Unequal Justice: A Question of Color
"... a compendium of evidence on racism as a component of law and social control in the US... The powerful data summarized here is worthy of intensive review and should be widely available." —Choice
"This work is definitely thought-provoking and causes the reader to question problematic assumptions which do often lead to bias. Her conceptualization of race through the minority experience is insightful and should be consistently addressed in future research." —The Criminologist
"... challenges the very theories that traditionally have been produced to explain the relationship of race and criminality and race and criminal justice decisions."¬ —Federal Probation
"Mann has produced an illuminating, thoroughly researched, and comprehensive treatment of the experiences of minorities in the criminal justice system. The book dispassionately provides persuasive evidence of the disparate treatment of African Americans, Hispanic Americans, Native Americans, and Asian Americans in the criminal justice system.
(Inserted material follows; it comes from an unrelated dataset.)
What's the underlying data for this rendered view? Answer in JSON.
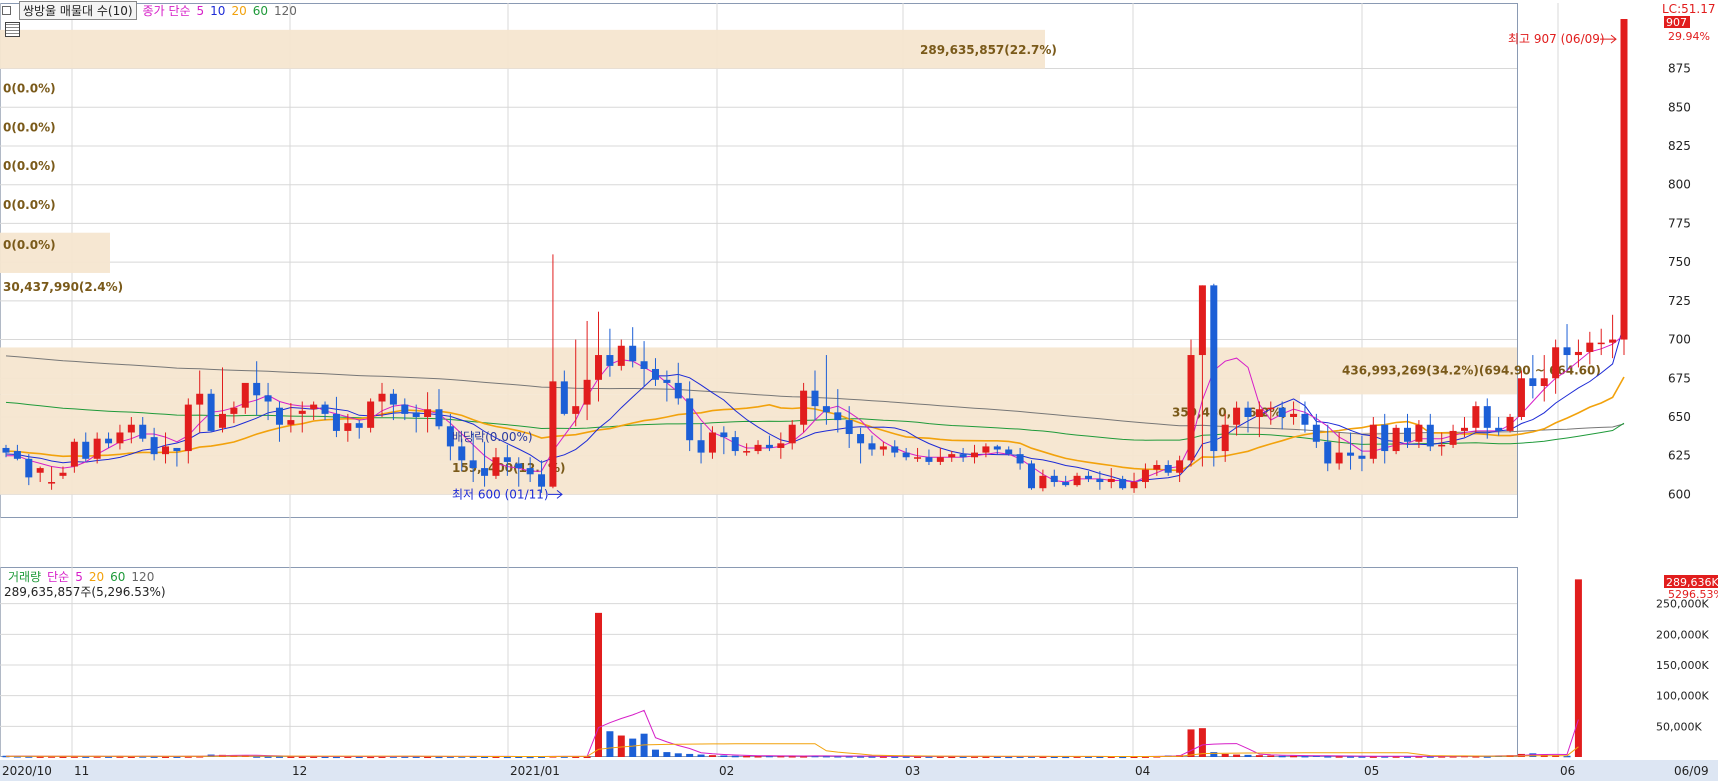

The history of each group and its experiences in the criminal justice system is described at every stage, from arrest through incarceration. ¬Unequal Justice underscores the urgent need to find a way to promote justice in our legal system today."¬ —Mary Frances Berry, Member U.S. Commission on Civil Rights
Synthesizing research on race and crime through cross-cultural analyses, this monumental study reveals that peoples of color do not receive equal treatment in the U.S. criminal justice system and that this inequality is intimately related to their skin color. Minority perspectives stress how and why this discrimination is possible.